A série Fim da Infância sintetiza parte das preocupações pictóricas dos outros trabalhos, mas insere um elemento estranho que nos lança entre a fina ironia e o lirismo saudosista de algum tempo perdido de alguma cidade também já destruída no inconsciente. Ou quase. Algumas personagens de histórias infantis assistem a cena e parecem demarcar o espaço simbólico de uma certa alegria do sonho. Ao mesmo tempo, no jogo rápido do paradoxo no qual a artista se alimenta até então, revelam sua fabulação e distanciamento inevitável da crueza do mundo das coisas.
Tal crueza ganha força absoluta na Série Luto quando a artista retoma as selfies, agora atravessadas por uma questão pessoal intransponível. O diagnóstico e tratamento de um câncer de mama. A representação obviamente é revirada e a rostidade ganha outros contornos. A seriedade da causa se presentifica na estrutura do quadro e a angústia atravessada se coloca na maneira através da qual a artista assume o problema como questão particular de ordem pública. A solidão, sempre presente, agora se revela e resvala.
Ao final do tratamento, a perda dos cabelos e toda a inevitável devastação, inclusive do feminino, a artista percebe que os fios, o pente, o ralo, o banheiro, o tempo, a mudança e a queda, podem ser elementos gráficos. Revisitando de forma madura sua formação em arquitetura, a artista opta por considerar tais cacos simbólicos como morfemas. E são tais morfemas que dão o nome a esta última série que, além de formarem palavras, reformam e reestruturam a obra, reinventam de maneira extremamente elegante o tônus figurativo, a própria artista e a dor nossa do existir.
Monstros é uma exposição que reúne mais de 50 pinturas. As obras potencializam e atualizam o debate entre pintura e fotografia na contemporaneidade a partir da perspectiva da explosão das imagens, das selfies, da fugacidade da captura do instante e da eventual fragilidade da vivência do momento. Considerando o legado da impermanência, os trabalhos problematizam a duração das imagens e de sua inevitável obsolescência, atravessados pela experiência da artista, que também surge como uma cronista afiada.

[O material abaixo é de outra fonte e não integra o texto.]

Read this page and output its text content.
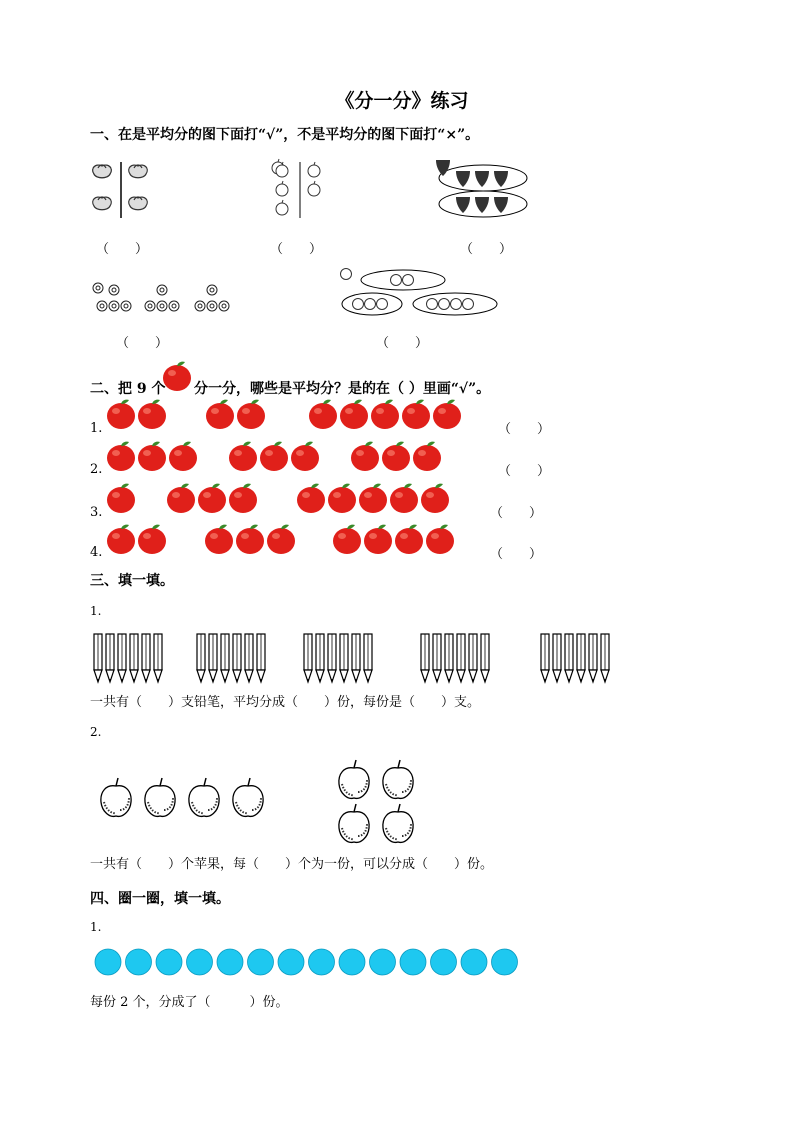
《分一分》练习
一、在是平均分的图下面打“√”，不是平均分的图下面打“×”。
（　　）	（　　）	（　　）
（　　）	（　　）
二、把 9 个 分一分，哪些是平均分？是的在（ ）里画“√”。
1.
2.
3.
4.
（　　）
（　　）
（　　）
（　　）
三、填一填。
1.
一共有（　　）支铅笔，平均分成（　　）份，每份是（　　）支。
2.
一共有（　　）个苹果，每（　　）个为一份，可以分成（　　）份。
四、圈一圈，填一填。
1.
每份 2 个，分成了（　　　）份。
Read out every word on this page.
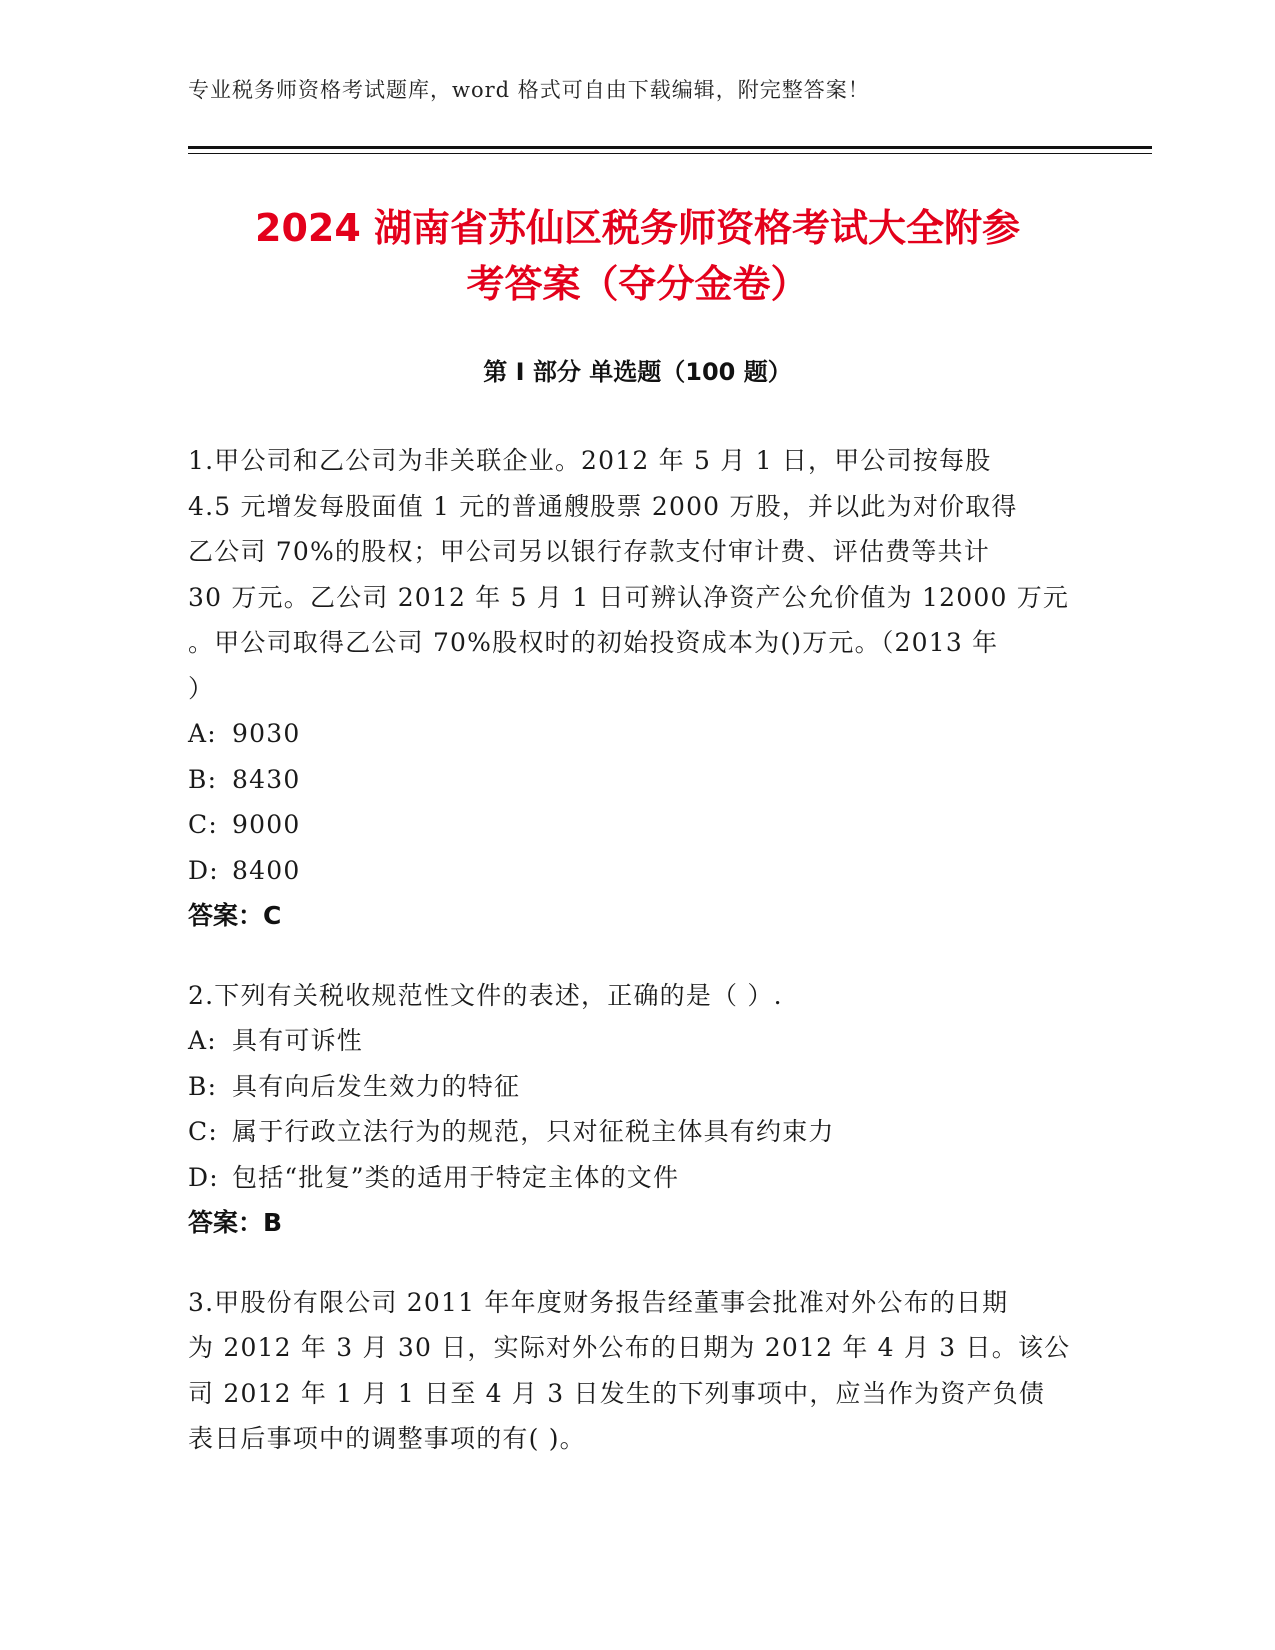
专业税务师资格考试题库，word 格式可自由下载编辑，附完整答案！
2024 湖南省苏仙区税务师资格考试大全附参
考答案（夺分金卷）
第 I 部分 单选题（100 题）

1.甲公司和乙公司为非关联企业。2012 年 5 月 1 日，甲公司按每股
4.5 元增发每股面值 1 元的普通艘股票 2000 万股，并以此为对价取得
乙公司 70%的股权；甲公司另以银行存款支付审计费、评估费等共计
30 万元。乙公司 2012 年 5 月 1 日可辨认净资产公允价值为 12000 万元
。甲公司取得乙公司 70%股权时的初始投资成本为()万元。（2013 年
）

A: 9030

B: 8430

C: 9000

D: 8400

答案：C

2.下列有关税收规范性文件的表述，正确的是（ ）.

A: 具有可诉性

B: 具有向后发生效力的特征

C: 属于行政立法行为的规范，只对征税主体具有约束力

D: 包括“批复”类的适用于特定主体的文件

答案：B

3.甲股份有限公司 2011 年年度财务报告经董事会批准对外公布的日期
为 2012 年 3 月 30 日，实际对外公布的日期为 2012 年 4 月 3 日。该公
司 2012 年 1 月 1 日至 4 月 3 日发生的下列事项中，应当作为资产负债
表日后事项中的调整事项的有( )。
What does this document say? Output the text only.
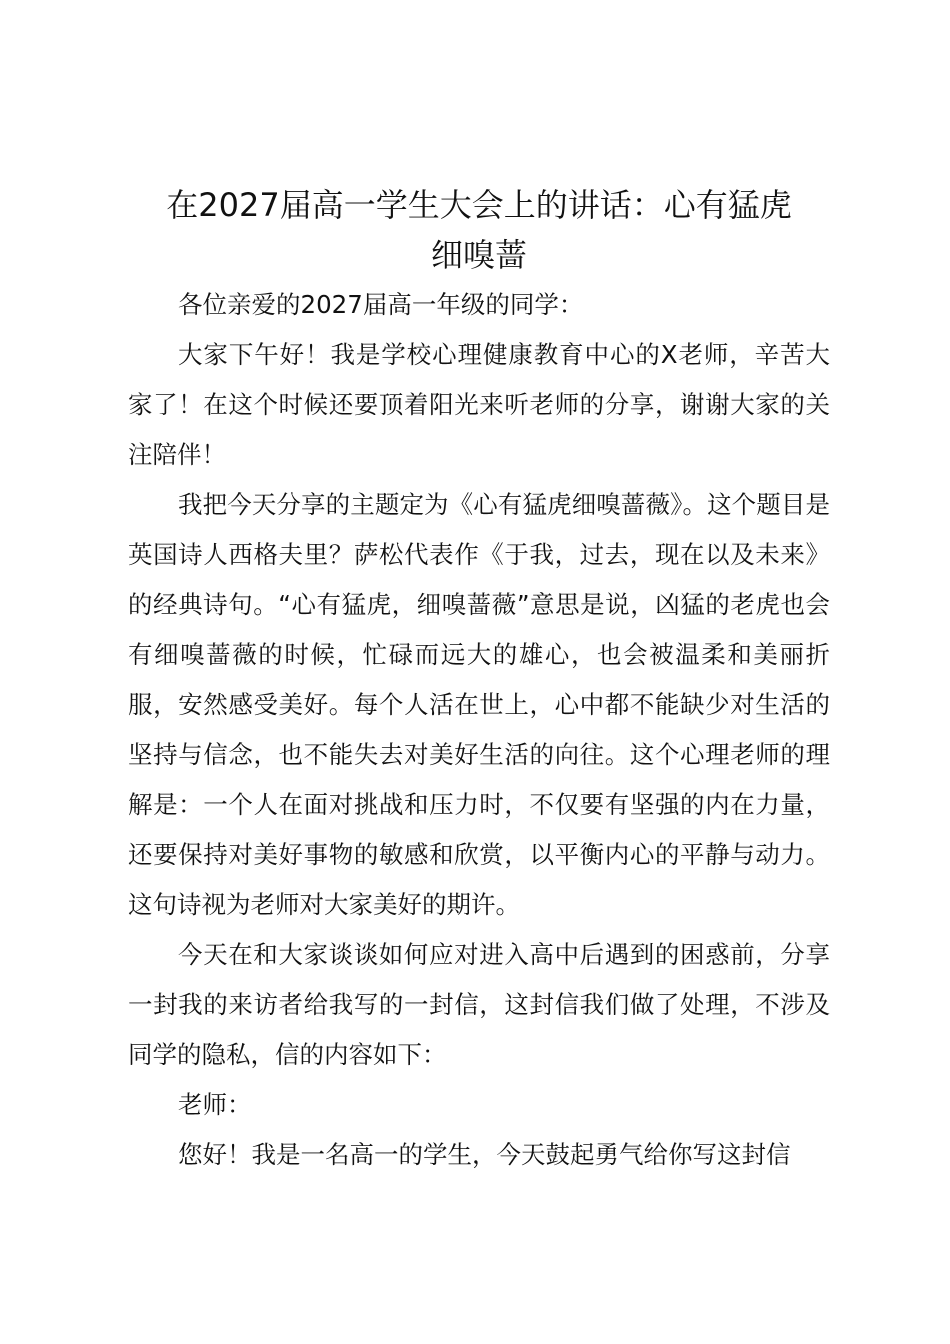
在2027届高一学生大会上的讲话：心有猛虎
细嗅蔷

各位亲爱的2027届高一年级的同学：

大家下午好！我是学校心理健康教育中心的X老师，辛苦大家了！在这个时候还要顶着阳光来听老师的分享，谢谢大家的关注陪伴！

我把今天分享的主题定为《心有猛虎细嗅蔷薇》。这个题目是英国诗人西格夫里？萨松代表作《于我，过去，现在以及未来》的经典诗句。“心有猛虎，细嗅蔷薇”意思是说，凶猛的老虎也会有细嗅蔷薇的时候，忙碌而远大的雄心，也会被温柔和美丽折服，安然感受美好。每个人活在世上，心中都不能缺少对生活的坚持与信念，也不能失去对美好生活的向往。这个心理老师的理解是：一个人在面对挑战和压力时，不仅要有坚强的内在力量，还要保持对美好事物的敏感和欣赏，以平衡内心的平静与动力。这句诗视为老师对大家美好的期许。

今天在和大家谈谈如何应对进入高中后遇到的困惑前，分享一封我的来访者给我写的一封信，这封信我们做了处理，不涉及同学的隐私，信的内容如下：

老师：

您好！我是一名高一的学生，今天鼓起勇气给你写这封信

O título da exposição, consideravelmente irônico, nos pergunta em que medida a monstruosidade angustiada de captura do presente nos sufoca e enjaula em uma fantasia de liberdade, nos questionando inclusive, sobre a monstruosidade do próprio legado da pintura na História da Arte. Além disso, algumas das personagens retratadas, parecem ter consciência de que a tela não pode mais produzir qualquer segurança diante de um devir-eternidade, por si só, já envelhecido. Resta então algum vazio inevitável e alguma saudade.